A Multitask CNN for Near-Infrared Probe: Enhanced Real-Time Breast Cancer Imaging.
Journal:
Sensors (Basel, Switzerland)
PMID:
40285039
Abstract
The early detection of breast cancer, particularly in dense breast tissues, faces significant challenges with traditional imaging techniques such as mammography. This study utilizes a Near-infrared Scan (NIRscan) probe and an advanced convolutional neural network (CNN) model to enhance tumor localization accuracy and efficiency.
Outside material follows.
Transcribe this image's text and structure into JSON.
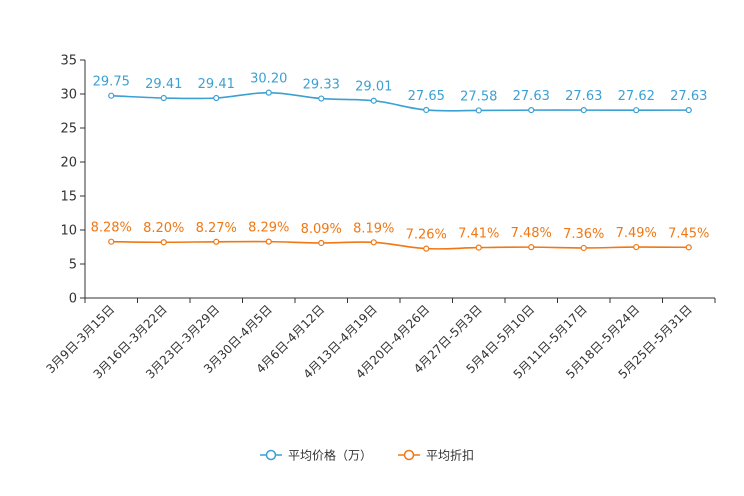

CNN processed data from 133 breast phantoms into 266 samples using data augmentation techniques, such as mirroring. The model significantly improved image reconstruction, achieving an RMSE of 0.0624, MAE of 0.0360, R of 0.9704, and Fuzzy Jaccard Index of 0.9121. Subsequently, we introduced a multitask CNN that reconstructs images and classifies them based on depth, length, and health status, further enhancing its diagnostic capabilities. This multitasking approach leverages the robust feature extraction capabilities of CNNs to perform complex tasks simultaneously, thereby improving the model's efficiency and accuracy. It achieved exemplary classification accuracies in depth (100%), length (92.86%), and health status, with a perfect F1 Score. These results highlight the promise of NIRscan technology, in combination with a multitask CNN model, as a supportive tool for improving real-time breast cancer screening and diagnostic workflows.